[CDG5] MPW code mysteries

Elliot Nunn elliotnunn at fastmail.com
Fri Dec 28 12:02:39 AWST 2018


I have to re-learn the AIX-style ABI every time I touch it, so bear with
me.

Apple's docs reveal the implementation detail that every C function
pointer is actually a pointer to a TVector.

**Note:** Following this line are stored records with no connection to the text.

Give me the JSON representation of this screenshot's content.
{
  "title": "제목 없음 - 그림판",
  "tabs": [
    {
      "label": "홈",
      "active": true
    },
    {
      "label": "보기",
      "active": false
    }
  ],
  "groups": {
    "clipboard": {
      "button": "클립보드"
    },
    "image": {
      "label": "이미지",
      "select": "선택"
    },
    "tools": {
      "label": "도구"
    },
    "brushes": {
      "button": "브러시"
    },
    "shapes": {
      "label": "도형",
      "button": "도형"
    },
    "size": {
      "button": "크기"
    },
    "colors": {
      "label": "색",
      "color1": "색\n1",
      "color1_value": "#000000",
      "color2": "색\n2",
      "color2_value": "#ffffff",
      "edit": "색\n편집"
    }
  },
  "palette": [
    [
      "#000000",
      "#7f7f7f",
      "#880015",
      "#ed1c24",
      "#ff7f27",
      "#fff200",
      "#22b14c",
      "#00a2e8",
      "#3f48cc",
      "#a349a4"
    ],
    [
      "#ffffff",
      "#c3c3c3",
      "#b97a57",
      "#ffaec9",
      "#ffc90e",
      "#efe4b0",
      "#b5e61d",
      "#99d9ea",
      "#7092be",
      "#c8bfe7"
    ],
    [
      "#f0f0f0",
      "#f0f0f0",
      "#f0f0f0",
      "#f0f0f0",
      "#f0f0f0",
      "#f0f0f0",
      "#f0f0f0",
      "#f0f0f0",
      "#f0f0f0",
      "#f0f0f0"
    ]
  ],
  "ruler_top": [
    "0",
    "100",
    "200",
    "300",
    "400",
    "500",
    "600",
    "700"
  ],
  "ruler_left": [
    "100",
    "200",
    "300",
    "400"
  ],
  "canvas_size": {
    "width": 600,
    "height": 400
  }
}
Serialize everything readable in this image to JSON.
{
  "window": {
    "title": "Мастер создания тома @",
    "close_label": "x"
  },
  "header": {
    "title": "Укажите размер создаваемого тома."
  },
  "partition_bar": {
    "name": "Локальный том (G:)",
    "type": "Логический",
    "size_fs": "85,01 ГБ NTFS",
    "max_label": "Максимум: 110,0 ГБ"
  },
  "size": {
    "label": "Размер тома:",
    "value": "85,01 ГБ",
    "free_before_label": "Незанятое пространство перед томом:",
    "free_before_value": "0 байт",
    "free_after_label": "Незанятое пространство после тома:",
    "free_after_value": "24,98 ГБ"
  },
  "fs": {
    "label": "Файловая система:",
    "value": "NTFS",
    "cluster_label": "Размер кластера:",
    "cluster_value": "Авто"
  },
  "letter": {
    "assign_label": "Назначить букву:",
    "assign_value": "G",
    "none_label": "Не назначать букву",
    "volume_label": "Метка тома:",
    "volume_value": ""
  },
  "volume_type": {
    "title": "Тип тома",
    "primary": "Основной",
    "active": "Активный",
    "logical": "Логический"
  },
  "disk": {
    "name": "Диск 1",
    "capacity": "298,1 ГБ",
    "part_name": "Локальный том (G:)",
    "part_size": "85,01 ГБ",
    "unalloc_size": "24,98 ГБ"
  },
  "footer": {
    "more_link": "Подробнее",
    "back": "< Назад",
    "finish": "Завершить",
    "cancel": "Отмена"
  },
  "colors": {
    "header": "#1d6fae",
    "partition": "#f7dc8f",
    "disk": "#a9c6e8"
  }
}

(For those following along, a Transition Vector is an 8-byte structure
consisting of a true code pointer and a pointer to the "Table of
Contents" for that code. The TOC is analogous to an old-style 68k A5
world, except that a called function can assume that r2 already points
to the TOC on entry. Therefore functions that call outside their own
code fragment must do so through glue code that sets r2 to the callee's
TOC, and each such bl instruction must be followed by an instruction to
restore r2 to sanity.)

So I'd just cast the function ptr to a TVector pointer and modify it
that way:

(*(unsigned long **)funcPtr)[0] = 0xdeadbeefUL;

> On 28 Dec 2018, at 11:15 am, Max Poliakovski <maximumspatium at googlemail.com> wrote:
> 
> Fellow hackers,
> 
> I'm currently trying to get MPW 3.5 (from EMPW) to generate code closely resembling the original Trampoline.
> 
> While doing so, I immediately stumbled across two issues I cannot resolve. I must admit that my MPW skills are limited. I therefore hope to get some help from you.
> 
> 1) Trampoline's startup code initializes the RTOC as follows:
> 
>     mflr r11
>     bl setup_rtoc
>     DC.L 0x1001E8
> setup_rtoc:
>     mflr RTOC
>     lwz RTOC, 0(RTOC)
> 
> The word in the 3rd line contains the base address of TOC. The value shown above is from Apple's binary. I replaced it with DC.L TOC[TC0] to make PPCAsm/PPCLink to stuff the correct value there. That unfortunately doesn't work. PPCAsm says:
> 
> ### Warning 3171 ### Treating 'TOC[TC0]' as a csect relative offset. Make sure to add it to its csect's TOC entry.
> 
> I don't understand this message. What do I need to put there in order to get the base address of TOC placed there?
> 
> 2) Trampoline's main() initializes the pointer to OF client interface right at the beginning. The code of interest looks like that:
> 
> lwz r9, CIPtr_TC(RTOC)
> lisori r3, 0xdeadbeef
> stw r5, 0(r9)
> stw r3, 4(r9)
> 
> The pointer to the OF client dispatcher is in R5 (3rd argument of main). The TOC pointer is initialized to 0xDEADBEEF. That's exactly what I cannot reproduce. I defined a correct function pointer like that:
> 
> typedef long (*OfCiPtr)(CIArgs *args);
> static OfCIPtr gCIPtr;
> 
> void main(int argc, int arg[], OfCiPtr ciPtr)
> {
>     gCIPtr = ciPtr;
> }
> 
> When I initialize that global pointer gCIPtr with value from ciPtr (3rd argument), only the function address is written while the TOC value remains untouched. The compiled code looks like that:
> 
> lwz r9, CIPtr_TC(RTOC)
> stw r5, 0(r9)
> 
> I wonder how Apple guys managed to put 0xDEADBEEF into TVector's TOC? Do you have any clue?